Les acteurs de la préparation de la loi s’accordent sur la nécessité d’agir posément, de ne pas voter un texte dans la précipitation ; il pourrait s’agir de l’un des rares consensus positifs des discussions en cours. Sauf si les céréaliers, qui reprennent le pouvoir au sein de la FNSEA, réussissent leur opération d’intimidation auprès de Michel Barnier, ministre de l’Agriculture, du gouvernement et surtout des parlementaires. Opération aux multiples facettes pour laquelle ils ont débloqué un gros budget tout en rappelant à la FNSEA, dont les responsables sont partagés sur les OGM, que la Fédération a besoin de leur argent et qu’ils n’en manquent pas, étant donné l’envol du prix des céréales.

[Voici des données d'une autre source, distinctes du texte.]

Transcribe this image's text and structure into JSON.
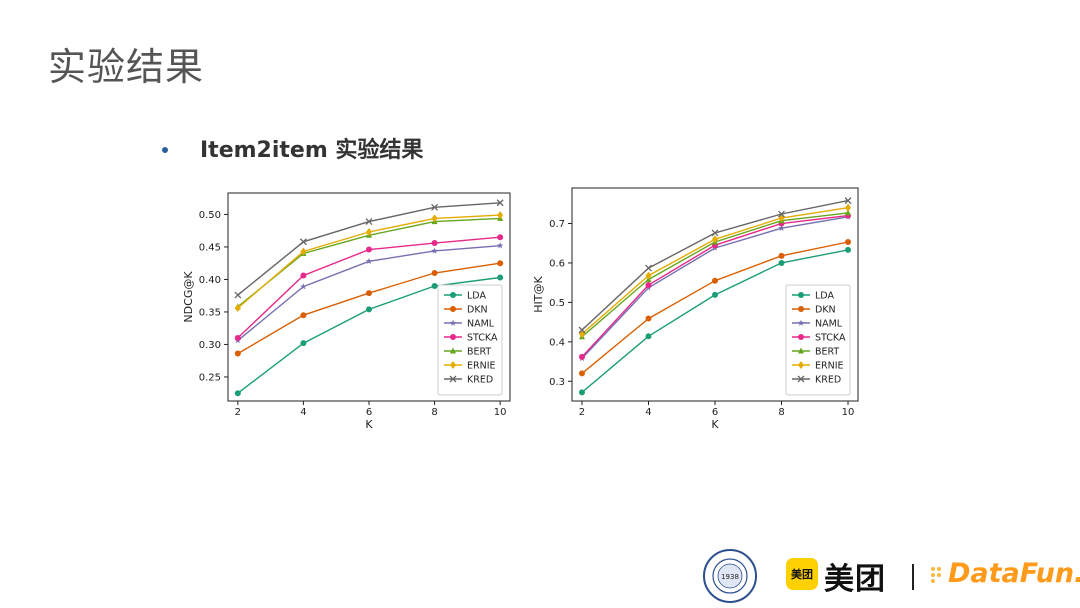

Leur offensive a été ponctuée la semaine dernière par des pages de publicité appelant le président de la République à « ne pas céder aux marchands de peur » .

Les adversaires des OGM, ainsi que l’explique José Bové, « ne sont pas du tout opposés aux essais en laboratoire et en milieu confiné, notamment pour la recherche médicale. Mais nul ne peut désormais sérieusement et scientifiquement prétendre que des essais à l’air libre sont nécessaires, car ces expérimentations dépendent de trop de facteurs aléatoires. Ces essais dans les champs sont simplement destinés à imposer les OGM, à forcer la main du pouvoir » . Dix ans après le premier fauchage, dans les Alpes, à Saint-Georges-d’Espérance, un accord pour la préparation d’une loi qui serait aussi rigoureuse que la loi italienne paraît pour l’instant en bonne voie, les « anti » et le gouvernement sont convaincus que les bases d’un accord existent. Et, pour ne fâcher personne, en attendant, on ne parlerait pas de moratoire mais de suspension…

[^2]: Il aura lieu à partir de 15 heures à l’amphithéâtre D (département de géographie, rez-de-chaussée) de l’université Paris-VIII à Saint-Denis, 2, rue de la Liberté, à Saint-Denis. Métro Saint-Denis-Université, ligne 13.